Release Notes

This repository contains the Machine Learning model that is used by TipTracker for Analytics feature.

Release Notes

v1.0.1 (03/12/2021)

A script was added to generate datasets.

Performance metrics for various Machine Learning algorithms have been compiled for comparisons.

The Machine Learning algorithm was developed to make predictions for a given dataset.

v1.0.2 (04/02/2021)

A Flask Application was created to access the Machine Learning algorithm to make predictions.

MongoDB has been integrated to load the dataset for users.

Rest API has been developed to allow requesting shift predictions for a given user.

An access token has been added on the API routes to prevent unauthorized access to the resources.

v.1.0.3 (04/23/2021)

CI/CD for the application has been configured to automatically deploy new changes on the source code.

Bug Fixes

Validations have been added to the dataset before making predictions.

API routes return meaningful error messages.

Install Guide

Pre-prequisites

The following tools, software, and technologies are needed to run the application:

Python

For the project, we are using Python 3.8+. To check if you already have Python installed, run the following command:
```
$ python --version
```
If successful, it will display the currently installed Python version (eg: Python 3.8.1).

If you need to install Python, visit here.
MongoDB

We are using MongoDB to store data for our Machine Learning model.
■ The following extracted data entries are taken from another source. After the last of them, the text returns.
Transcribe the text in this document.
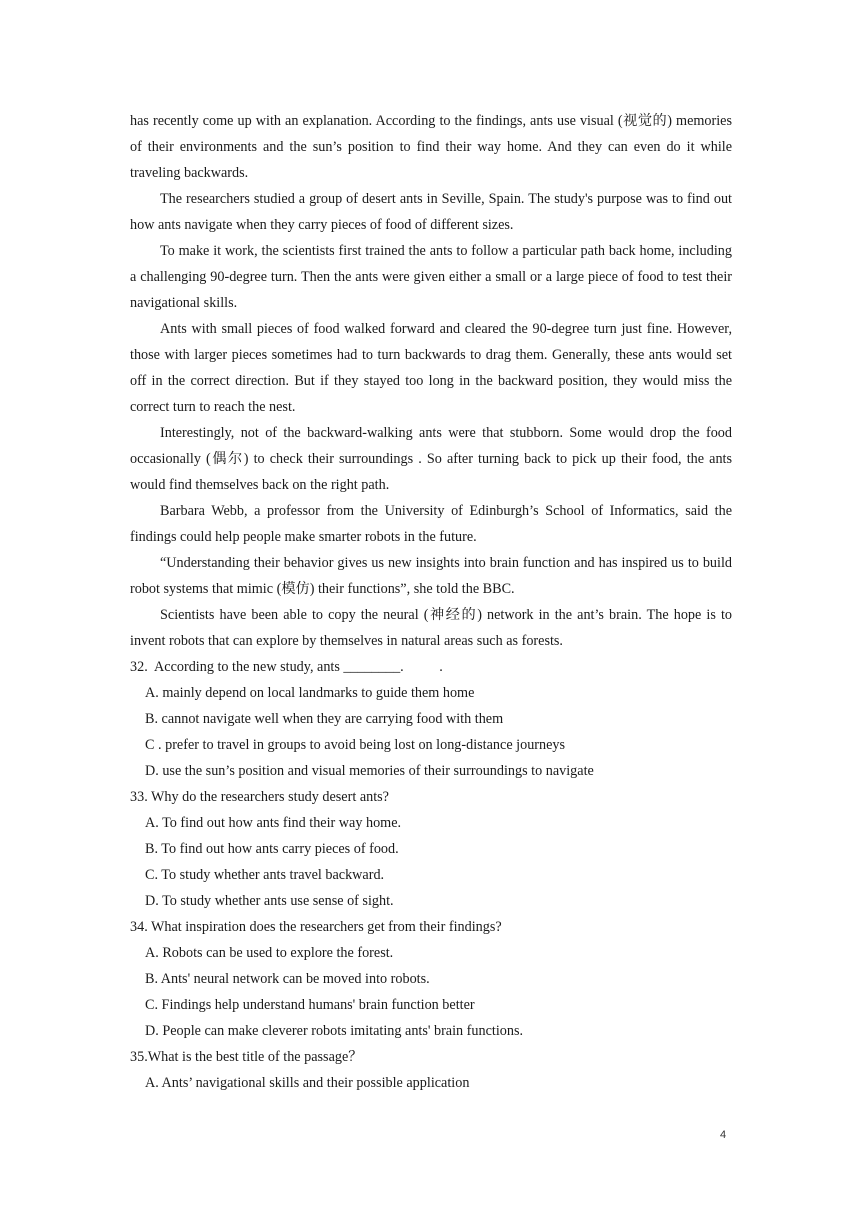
has recently come up with an explanation. According to the findings, ants use visual (视觉的) memories of their environments and the sun’s position to find their way home. And they can even do it while traveling backwards.

The researchers studied a group of desert ants in Seville, Spain. The study's purpose was to find out how ants navigate when they carry pieces of food of different sizes.

To make it work, the scientists first trained the ants to follow a particular path back home, including a challenging 90-degree turn. Then the ants were given either a small or a large piece of food to test their navigational skills.

Ants with small pieces of food walked forward and cleared the 90-degree turn just fine. However, those with larger pieces sometimes had to turn backwards to drag them. Generally, these ants would set off in the correct direction. But if they stayed too long in the backward position, they would miss the correct turn to reach the nest.

Interestingly, not of the backward-walking ants were that stubborn. Some would drop the food occasionally (偶尔) to check their surroundings . So after turning back to pick up their food, the ants would find themselves back on the right path.

Barbara Webb, a professor from the University of Edinburgh’s School of Informatics, said the findings could help people make smarter robots in the future.

“Understanding their behavior gives us new insights into brain function and has inspired us to build robot systems that mimic (模仿) their functions”, she told the BBC.

Scientists have been able to copy the neural (神经的) network in the ant’s brain. The hope is to invent robots that can explore by themselves in natural areas such as forests.

32.  According to the new study, ants ________.          .

A. mainly depend on local landmarks to guide them home

B. cannot navigate well when they are carrying food with them

C . prefer to travel in groups to avoid being lost on long-distance journeys

D. use the sun’s position and visual memories of their surroundings to navigate

33. Why do the researchers study desert ants?

A. To find out how ants find their way home.

B. To find out how ants carry pieces of food.

C. To study whether ants travel backward.

D. To study whether ants use sense of sight.

34. What inspiration does the researchers get from their findings?

A. Robots can be used to explore the forest.

B. Ants' neural network can be moved into robots.

C. Findings help understand humans' brain function better

D. People can make cleverer robots imitating ants' brain functions.

35.What is the best title of the passage？

A. Ants’ navigational skills and their possible application

4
If you do not have a MongoDB database, MongoDB provides a free cloud database service here. This is hosted remotely, so no additional download is required.

Download Instructions

The source code can be downloaded any one of the steps:

Cloning the repository

To clone the repository using HTTPS, run the following command from the desired directory:
```
$ git clone https://github.com/JIA-0302/Analytics.git
```
This will download all the source code from the repository.
Download the ZIP file from here

Installing Dependent Libraries

Setup virtual environment

Run the following commands if the virtual environment has not been setup:
```
$ pip install virtualenv
$ virtualenv venv
```
This will create a virtual environment directory venv.

To activate the virtual environment, run the following command:
```
. venv/Scripts/activate
```
This allows us to manage and resolve dependencies easily.
Install dependencies

To install all the required dependencies, run the following command:
```
pip install -r requirements.txt
```

Build Instructions

Setup environment variables
- Create a new file .env in the root directory
- Copy all the contents of .env.example into .env
- Replace all the required fields (xxxxxxx) specific to your configurations.
```
# Database Configurations
MONGODB_URL=xxxxxxxxxx
DATABASE_NAME=test
DATASET_COLLECTION_NAME=future_trends

# Token to be able to access protected routes
ACCESS_TOKEN=xxxxxxxx

# Parameters for Tip Prediction
SHIFT_INTERVAL_MINUTES=30
SHIFT_START_TIME = 10
SHIFT_END_TIME = 23
```
You can use any value for an access token. However, make sure any other application making a request to this service uses the same access token.

Installation

No additional steps are required for installation.

Run Instructions

Simply run the following command to start the server:

python main.py

The terminal will return the URL on where the application is running. By default, it runs on http://127.0.0.1:5000/.

If other applications need to use this service, use the provided URL.

Troubleshooting

ModuleNotFoundError: No module named '...'

This is usually because the script could not find the dependent libraries.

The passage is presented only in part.